No one ever told me, it’s not your fault.
There aren’t books for this crap, you know? No one tells you, hey, when you come into the hospital and you have your baby and then you get to leave and your baby doesn’t? It sucks. No one tells you that. No one tells you how it feels to go in pregnant and have to leave with no baby. There aren’t books and magazine with pictures of scrawny, sickly babies on the covers.
I was the first person in my family to have twins. I was the first person in my family to have premature babies (both of my sisters produced big, strapping children). No one knew how to act and no one knew what to say. So many people wanted to find a reason for what happened. They wanted to explain it away or tell me what I should have done that would have made everything better. That didn’t help. I didn’t want that for Angie. I wanted to help her, to be there for her, to be her shoulder.
But as it turns out, as it often does, she helped me far, far more than I ever helped her.
This woman? She’s a rock. She is an absolute rock. She had her head on straight. She attacked this challenge like I have seen her attack every single challenge she’s been faced with: immediately, without fear, and with all the love her huge heart can hold. She was amazing.
I’m sure she had moments that she wept. I’m sure she had moments when she questioned God. I’m sure she had moments when she thought, “I can’t do this anymore.”
But she put on her game face, she woman’ed up, and she faced this enormous challenge like it was a blessing.
She posted pictures of this child, this tiny little infant, smaller than a loaf of bread. I forced myself to look at this child’s pictures. I had some hospital pictures of my twins which I promptly put into a photo storage box and never looked at again. But I looked at Casey. And I discovered something amazing.
She was beautiful.
She was not scary.
I was not afraid of her.
I took the pictures of my twins out of the photo storage box. I looked at them. I got a big frame, you know, like the ones that hold about 20 pictures? I put some of them in the frame. I put other pictures in too, pictures that showed them healthy and happy and strong. I hung it on my wall in a place I knew I would look at it every single day.
I look at it every single day.
Without Angie, and her bravery, and her courage, I would have never looked at those pictures again.
Other friends had babies, and I would go to the hospital, and actually hold their babies. They were little, but they were not fragile or scary. It was okay. I hadn’t been able to do that before.
Because of Angie, and her bravery, I could.

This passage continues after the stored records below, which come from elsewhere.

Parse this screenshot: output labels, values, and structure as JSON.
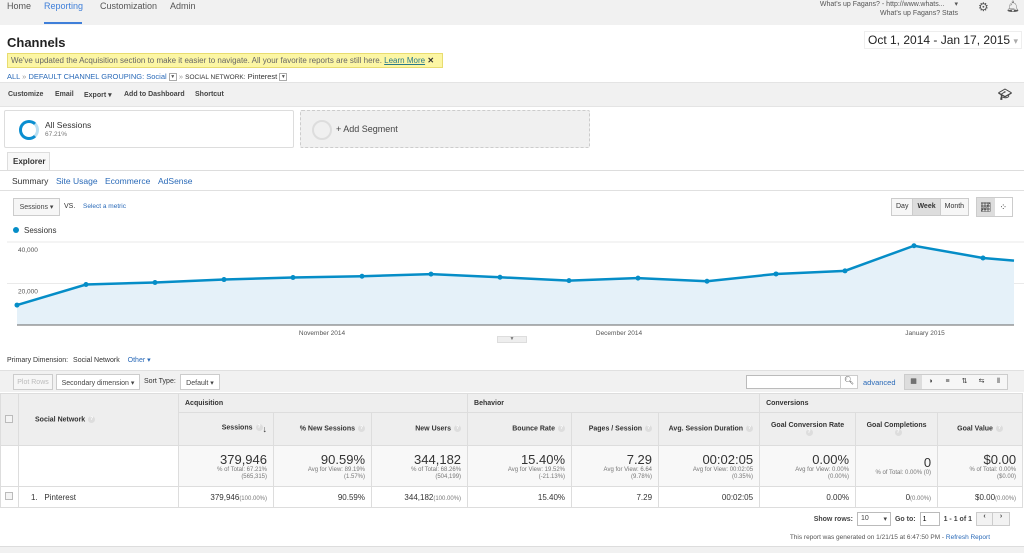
{
  "nav": {
    "items": [
      "Home",
      "Reporting",
      "Customization",
      "Admin"
    ],
    "active": "Reporting",
    "account_view": "What's up Fagans? - http://www.whats...",
    "account_property": "What's up Fagans? Stats"
  },
  "header": {
    "title": "Channels",
    "date_range": "Oct 1, 2014 - Jan 17, 2015"
  },
  "notice": {
    "text": "We've updated the Acquisition section to make it easier to navigate. All your favorite reports are still here.",
    "link": "Learn More",
    "close": "✕"
  },
  "breadcrumb": {
    "all": "ALL",
    "sep": "»",
    "grouping": "DEFAULT CHANNEL GROUPING: Social",
    "network_label": "SOCIAL NETWORK:",
    "network_value": "Pinterest"
  },
  "toolbar": {
    "customize": "Customize",
    "email": "Email",
    "export": "Export ▾",
    "add_dashboard": "Add to Dashboard",
    "shortcut": "Shortcut"
  },
  "segments": {
    "all_sessions": "All Sessions",
    "all_sessions_pct": "67.21%",
    "add": "+ Add Segment"
  },
  "tabs": {
    "explorer": "Explorer",
    "sub": [
      "Summary",
      "Site Usage",
      "Ecommerce",
      "AdSense"
    ]
  },
  "chart_controls": {
    "metric": "Sessions",
    "vs": "VS.",
    "select_metric": "Select a metric",
    "granularity": [
      "Day",
      "Week",
      "Month"
    ],
    "selected_granularity": "Week"
  },
  "chart_data": {
    "type": "area",
    "series": [
      {
        "name": "Sessions",
        "color": "#058dc7",
        "values": [
          9600,
          19500,
          20500,
          21900,
          22900,
          23500,
          24500,
          23000,
          21400,
          22600,
          21100,
          24600,
          26100,
          38200,
          32300,
          31000
        ]
      }
    ],
    "x": [
      "Oct 1, 2014",
      "Oct 5, 2014",
      "Oct 12, 2014",
      "Oct 19, 2014",
      "Oct 26, 2014",
      "Nov 2, 2014",
      "Nov 9, 2014",
      "Nov 16, 2014",
      "Nov 23, 2014",
      "Nov 30, 2014",
      "Dec 7, 2014",
      "Dec 14, 2014",
      "Dec 21, 2014",
      "Dec 28, 2014",
      "Jan 4, 2015",
      "Jan 11, 2015"
    ],
    "yticks": [
      "20,000",
      "40,000"
    ],
    "xticks": [
      "November 2014",
      "December 2014",
      "January 2015"
    ],
    "grid": true,
    "legend": "top-left"
  },
  "dimension": {
    "label": "Primary Dimension:",
    "value": "Social Network",
    "other": "Other ▾"
  },
  "table_toolbar": {
    "plot_rows": "Plot Rows",
    "secondary": "Secondary dimension ▾",
    "sort_label": "Sort Type:",
    "sort_value": "Default ▾",
    "search_placeholder": "",
    "advanced": "advanced"
  },
  "table": {
    "groups": [
      "Acquisition",
      "Behavior",
      "Conversions"
    ],
    "dim_header": "Social Network",
    "columns": [
      "Sessions",
      "% New Sessions",
      "New Users",
      "Bounce Rate",
      "Pages / Session",
      "Avg. Session Duration",
      "Goal Conversion Rate",
      "Goal Completions",
      "Goal Value"
    ],
    "totals": [
      {
        "v": "379,946",
        "s1": "% of Total: 67.21%",
        "s2": "(565,315)"
      },
      {
        "v": "90.59%",
        "s1": "Avg for View: 89.19%",
        "s2": "(1.57%)"
      },
      {
        "v": "344,182",
        "s1": "% of Total: 68.26%",
        "s2": "(504,199)"
      },
      {
        "v": "15.40%",
        "s1": "Avg for View: 19.52%",
        "s2": "(-21.13%)"
      },
      {
        "v": "7.29",
        "s1": "Avg for View: 6.64",
        "s2": "(9.78%)"
      },
      {
        "v": "00:02:05",
        "s1": "Avg for View: 00:02:05",
        "s2": "(0.35%)"
      },
      {
        "v": "0.00%",
        "s1": "Avg for View: 0.00%",
        "s2": "(0.00%)"
      },
      {
        "v": "0",
        "s1": "% of Total: 0.00% (0)",
        "s2": ""
      },
      {
        "v": "$0.00",
        "s1": "% of Total: 0.00%",
        "s2": "($0.00)"
      }
    ],
    "rows": [
      {
        "index": "1.",
        "name": "Pinterest",
        "cells": [
          {
            "v": "379,946",
            "p": "(100.00%)"
          },
          {
            "v": "90.59%",
            "p": ""
          },
          {
            "v": "344,182",
            "p": "(100.00%)"
          },
          {
            "v": "15.40%",
            "p": ""
          },
          {
            "v": "7.29",
            "p": ""
          },
          {
            "v": "00:02:05",
            "p": ""
          },
          {
            "v": "0.00%",
            "p": ""
          },
          {
            "v": "0",
            "p": "(0.00%)"
          },
          {
            "v": "$0.00",
            "p": "(0.00%)"
          }
        ]
      }
    ]
  },
  "pagination": {
    "show_rows": "Show rows:",
    "rows_value": "10",
    "goto": "Go to:",
    "goto_value": "1",
    "range": "1 - 1 of 1"
  },
  "report_footer": {
    "text": "This report was generated on 1/21/15 at 6:47:50 PM -",
    "refresh": "Refresh Report"
  }
}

Because of Angie and Casey, I forced myself to talk to a therapist about what I was feeling and how I had never dealt with it, and how scary it was. It was like something shifted within me and everything from ten years of drama and stress and pain exploded inside of my guts. But it was necessary. I needed it. I wasn’t really living my life, I was just going through the motions.

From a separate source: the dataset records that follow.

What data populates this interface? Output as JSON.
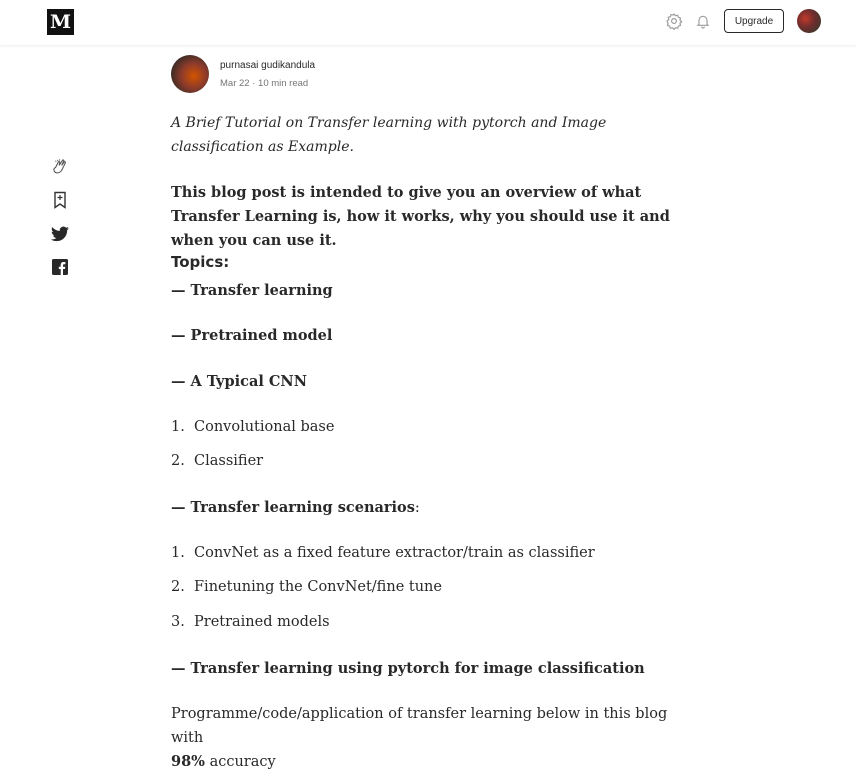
{
  "header": {
    "logo": "M",
    "upgrade_label": "Upgrade",
    "icons": [
      "settings-icon",
      "notifications-icon",
      "avatar"
    ]
  },
  "sidebar": {
    "icons": [
      "clap-icon",
      "bookmark-icon",
      "twitter-icon",
      "facebook-icon"
    ]
  },
  "author": {
    "name": "purnasai gudikandula",
    "date": "Mar 22",
    "read_time": "10 min read",
    "separator": "·"
  },
  "article": {
    "subtitle": "A Brief Tutorial on Transfer learning with pytorch and Image classification as Example.",
    "intro": "This blog post is intended to give you an overview of what Transfer Learning is, how it works, why you should use it and when you can use it.",
    "topics_heading": "Topics:",
    "topic_1": "— Transfer learning",
    "topic_2": "— Pretrained model",
    "topic_3": "— A Typical CNN",
    "cnn_list": [
      {
        "num": "1.",
        "text": "Convolutional base"
      },
      {
        "num": "2.",
        "text": "Classifier"
      }
    ],
    "topic_4_bold": "— Transfer learning scenarios",
    "topic_4_tail": ":",
    "scenario_list": [
      {
        "num": "1.",
        "text": "ConvNet as a fixed feature extractor/train as classifier"
      },
      {
        "num": "2.",
        "text": "Finetuning the ConvNet/fine tune"
      },
      {
        "num": "3.",
        "text": "Pretrained models"
      }
    ],
    "topic_5": "— Transfer learning using pytorch for image classification",
    "closing_text": "Programme/code/application of transfer learning below in this blog with",
    "closing_accuracy": "98%",
    "closing_tail": " accuracy"
  },
  "colors": {
    "text": "#292929",
    "muted": "#757575",
    "background": "#ffffff",
    "logo_bg": "#111111"
  }
}
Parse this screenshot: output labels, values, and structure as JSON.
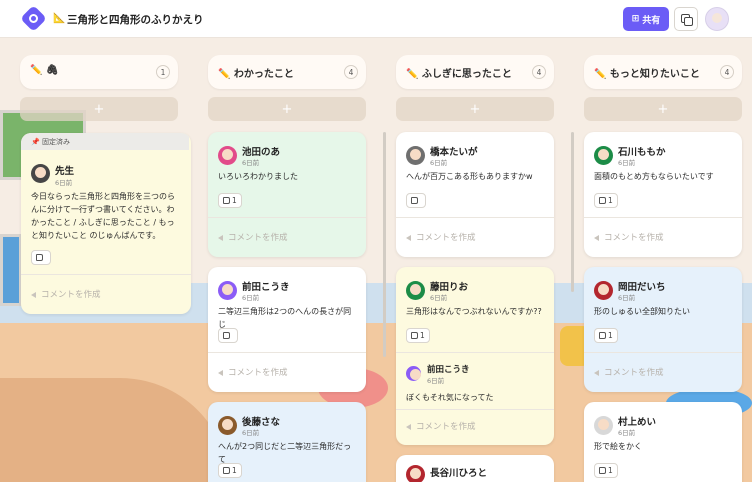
{
  "header": {
    "board_icon": "📐",
    "title": "三角形と四角形のふりかえり",
    "share_label": "共有",
    "share_icon": "⊞"
  },
  "colors": {
    "accent": "#6b5cf6",
    "card_green": "#e6f7e9",
    "card_yellow": "#fdfadf",
    "card_blue": "#e6f1fb"
  },
  "columns": [
    {
      "title": "✏️ 🖇",
      "count": "1",
      "add_label": "+",
      "cards": [
        {
          "pinned_label": "固定済み",
          "pin_icon": "📌",
          "name": "先生",
          "time": "6日前",
          "text": "今日ならった三角形と四角形を三つのらんに分けて一行ずつ書いてください。わかったこと / ふしぎに思ったこと / もっと知りたいこと のじゅんばんです。",
          "likes": "",
          "comment": "コメントを作成"
        }
      ]
    },
    {
      "title": "✏️ わかったこと",
      "count": "4",
      "add_label": "+",
      "cards": [
        {
          "name": "池田のあ",
          "time": "6日前",
          "text": "いろいろわかりました",
          "likes": "1",
          "comment": "コメントを作成"
        },
        {
          "name": "前田こうき",
          "time": "6日前",
          "text": "二等辺三角形は2つのへんの長さが同じ",
          "likes": "",
          "comment": "コメントを作成"
        },
        {
          "name": "後藤さな",
          "time": "6日前",
          "text": "へんが2つ同じだと二等辺三角形だって",
          "likes": "1",
          "comment": ""
        }
      ]
    },
    {
      "title": "✏️ ふしぎに思ったこと",
      "count": "4",
      "add_label": "+",
      "cards": [
        {
          "name": "橋本たいが",
          "time": "6日前",
          "text": "へんが百万こある形もありますかw",
          "likes": "",
          "comment": "コメントを作成"
        },
        {
          "name": "藤田りお",
          "time": "6日前",
          "text": "三角形はなんでつぶれないんですか??",
          "likes": "1",
          "reply": {
            "name": "前田こうき",
            "time": "6日前",
            "text": "ぼくもそれ気になってた"
          },
          "comment": "コメントを作成"
        },
        {
          "name": "長谷川ひろと",
          "time": "",
          "text": "",
          "likes": "",
          "comment": ""
        }
      ]
    },
    {
      "title": "✏️ もっと知りたいこと",
      "count": "4",
      "add_label": "+",
      "cards": [
        {
          "name": "石川ももか",
          "time": "6日前",
          "text": "面積のもとめ方もならいたいです",
          "likes": "1",
          "comment": "コメントを作成"
        },
        {
          "name": "岡田だいち",
          "time": "6日前",
          "text": "形のしゅるい全部知りたい",
          "likes": "1",
          "comment": "コメントを作成"
        },
        {
          "name": "村上めい",
          "time": "6日前",
          "text": "形で絵をかく",
          "likes": "1",
          "comment": ""
        }
      ]
    }
  ]
}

One day, I looked at my husband and I decided, “I want to have a baby with this man.” When I met him, I could never imagine having a child with him, or anyone. It wasn’t him, it was the having a child part. In my mind, having a child equaled being left alone. I couldn’t risk being left alone. But now it was okay.
I found out in time that I’m suffering from secondary infertility, a devastating blow.
And who was right by my side, helping me get through it, listening to me vent, being my rock?
You guessed it.
These days, Casey is a beautiful, vibrant, happy almost two-year-old. Angie tells me she kisses my picture and says, “Pretty.” On my fridge are pictures of her, from when she was a tiny little infant, and those from now. I kiss my fingers and touch her pictures too.
Someday I will meet them, and it will be like meeting an old friend.
And I will thank them, both of them, for saving my life.